1. A cylinder barrel surface treatment device for supplying a treatment solution into a cylinder barrel of a cylinder block of an internal combustion engine and treating an inner surface of the cylinder barrel, the device comprising:

a cylinder block supported on a pallet such that a gasket face is oriented upwardly; and

a cover member laid on the gasket face in such a manner as to cover an upper opening of the cylinder barrel,

wherein the cover member is provided at a lower face thereof with a plurality of sealing rings for making intimate contact with the gasket face so as to prevent leakage of the treatment solution, and the sealing rings have flexibility, are disposed concentrically centered on a center axis of the cylinder barrel, and are imparted with a height differential such that levels of lower edges of the sealing rings progressively increase in height further away from the center axis relative to the sealing ring closest to the center axis.

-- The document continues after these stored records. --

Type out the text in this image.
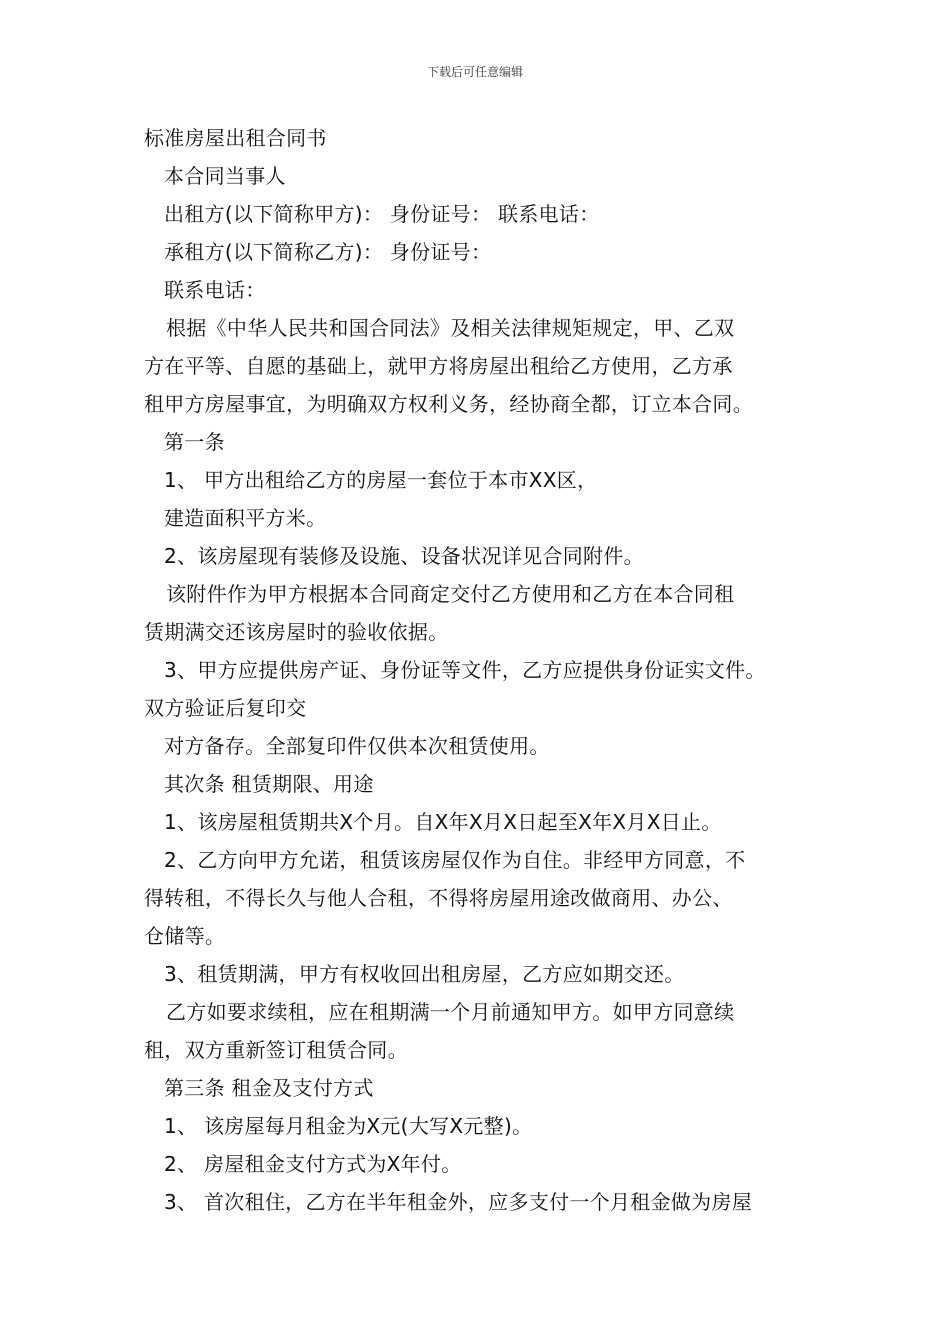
下载后可任意编辑
标准房屋出租合同书
本合同当事人
出租方(以下简称甲方)： 身份证号： 联系电话：
承租方(以下简称乙方)： 身份证号：
联系电话：
根据《中华人民共和国合同法》及相关法律规矩规定，甲、乙双
方在平等、自愿的基础上，就甲方将房屋出租给乙方使用，乙方承
租甲方房屋事宜，为明确双方权利义务，经协商全都，订立本合同。
第一条
1、 甲方出租给乙方的房屋一套位于本市XX区，
建造面积平方米。
2、该房屋现有装修及设施、设备状况详见合同附件。
该附件作为甲方根据本合同商定交付乙方使用和乙方在本合同租
赁期满交还该房屋时的验收依据。
3、甲方应提供房产证、身份证等文件，乙方应提供身份证实文件。
双方验证后复印交
对方备存。全部复印件仅供本次租赁使用。
其次条 租赁期限、用途
1、该房屋租赁期共X个月。自X年X月X日起至X年X月X日止。
2、乙方向甲方允诺，租赁该房屋仅作为自住。非经甲方同意，不
得转租，不得长久与他人合租，不得将房屋用途改做商用、办公、
仓储等。
3、租赁期满，甲方有权收回出租房屋，乙方应如期交还。
乙方如要求续租，应在租期满一个月前通知甲方。如甲方同意续
租，双方重新签订租赁合同。
第三条 租金及支付方式
1、 该房屋每月租金为X元(大写X元整)。
2、 房屋租金支付方式为X年付。
3、 首次租住，乙方在半年租金外，应多支付一个月租金做为房屋
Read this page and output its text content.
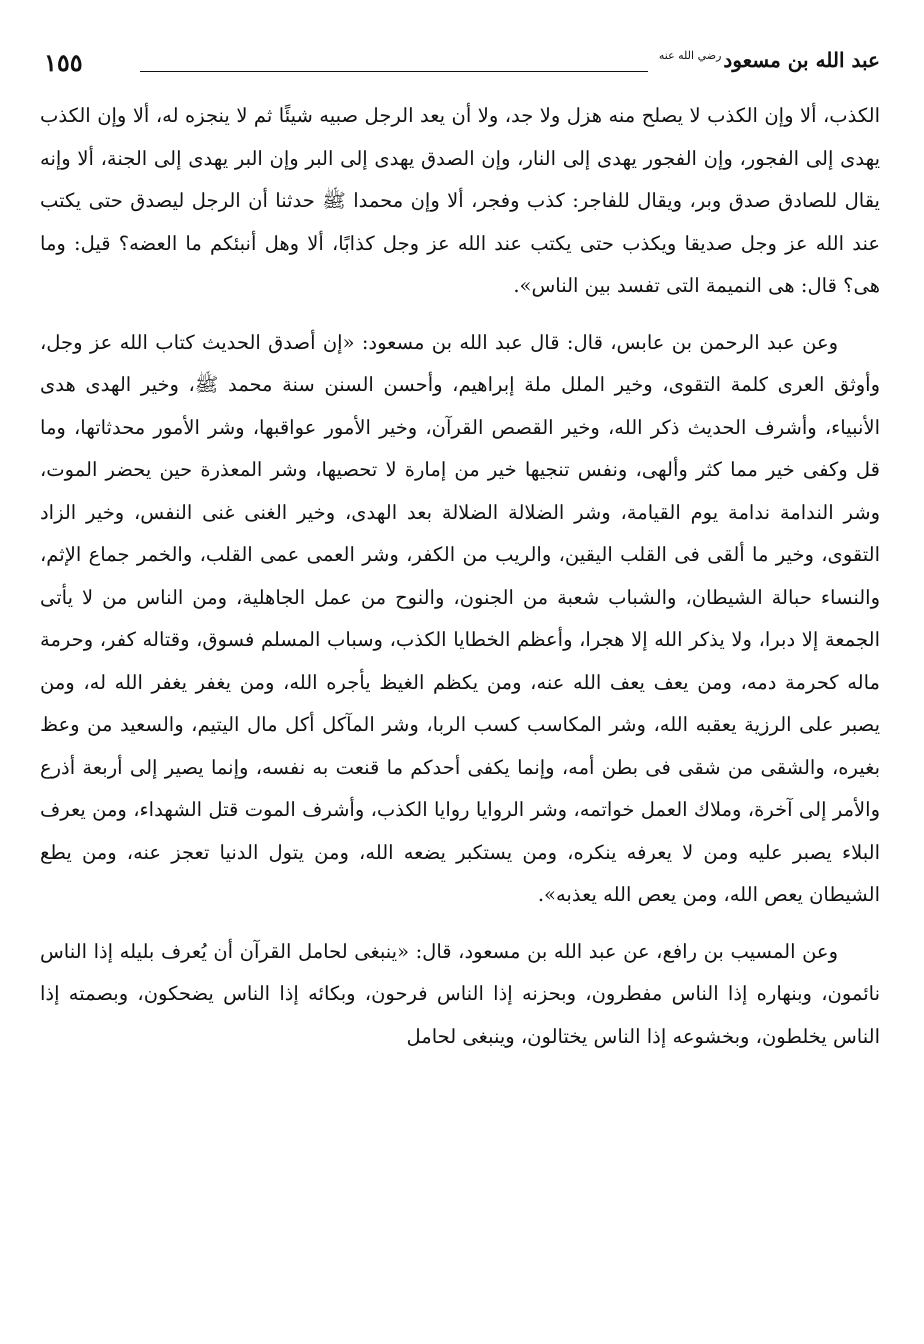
عبد الله بن مسعود$^{رضي الله عنه}$
١٥٥

الكذب، ألا وإن الكذب لا يصلح منه هزل ولا جد، ولا أن يعد الرجل صبيه شيئًا ثم لا ينجزه له، ألا وإن الكذب يهدى إلى الفجور، وإن الفجور يهدى إلى النار، وإن الصدق يهدى إلى البر وإن البر يهدى إلى الجنة، ألا وإنه يقال للصادق صدق وبر، ويقال للفاجر: كذب وفجر، ألا وإن محمدا ﷺ حدثنا أن الرجل ليصدق حتى يكتب عند الله عز وجل صديقا ويكذب حتى يكتب عند الله عز وجل كذابًا، ألا وهل أنبئكم ما العضه؟ قيل: وما هى؟ قال: هى النميمة التى تفسد بين الناس».

وعن عبد الرحمن بن عابس، قال: قال عبد الله بن مسعود: «إن أصدق الحديث كتاب الله عز وجل، وأوثق العرى كلمة التقوى، وخير الملل ملة إبراهيم، وأحسن السنن سنة محمد ﷺ، وخير الهدى هدى الأنبياء، وأشرف الحديث ذكر الله، وخير القصص القرآن، وخير الأمور عواقبها، وشر الأمور محدثاتها، وما قل وكفى خير مما كثر وألهى، ونفس تنجيها خير من إمارة لا تحصيها، وشر المعذرة حين يحضر الموت، وشر الندامة ندامة يوم القيامة، وشر الضلالة الضلالة بعد الهدى، وخير الغنى غنى النفس، وخير الزاد التقوى، وخير ما ألقى فى القلب اليقين، والريب من الكفر، وشر العمى عمى القلب، والخمر جماع الإثم، والنساء حبالة الشيطان، والشباب شعبة من الجنون، والنوح من عمل الجاهلية، ومن الناس من لا يأتى الجمعة إلا دبرا، ولا يذكر الله إلا هجرا، وأعظم الخطايا الكذب، وسباب المسلم فسوق، وقتاله كفر، وحرمة ماله كحرمة دمه، ومن يعف يعف الله عنه، ومن يكظم الغيظ يأجره الله، ومن يغفر يغفر الله له، ومن يصبر على الرزية يعقبه الله، وشر المكاسب كسب الربا، وشر المآكل أكل مال اليتيم، والسعيد من وعظ بغيره، والشقى من شقى فى بطن أمه، وإنما يكفى أحدكم ما قنعت به نفسه، وإنما يصير إلى أربعة أذرع والأمر إلى آخرة، وملاك العمل خواتمه، وشر الروايا روايا الكذب، وأشرف الموت قتل الشهداء، ومن يعرف البلاء يصبر عليه ومن لا يعرفه ينكره، ومن يستكبر يضعه الله، ومن يتول الدنيا تعجز عنه، ومن يطع الشيطان يعص الله، ومن يعص الله يعذبه».

وعن المسيب بن رافع، عن عبد الله بن مسعود، قال: «ينبغى لحامل القرآن أن يُعرف بليله إذا الناس نائمون، وبنهاره إذا الناس مفطرون، وبحزنه إذا الناس فرحون، وبكائه إذا الناس يضحكون، وبصمته إذا الناس يخلطون، وبخشوعه إذا الناس يختالون، وينبغى لحامل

2. The cylinder barrel surface treatment device claim 1, wherein the lower face of the cover member is given a stepped shape such that the sealing rings project by substantially a same margin from the lower face.

3. The cylinder barrel surface treatment device of claim 1, wherein the pallet comprises a plurality of pallets for supporting each of the cylinder blocks being of different size.

4. The cylinder barrel surface treatment device for a cylinder barrel of claim 1, wherein the lower face of the cover member comprises a flat face, and the sealing rings is provided on a lower face of the flat face.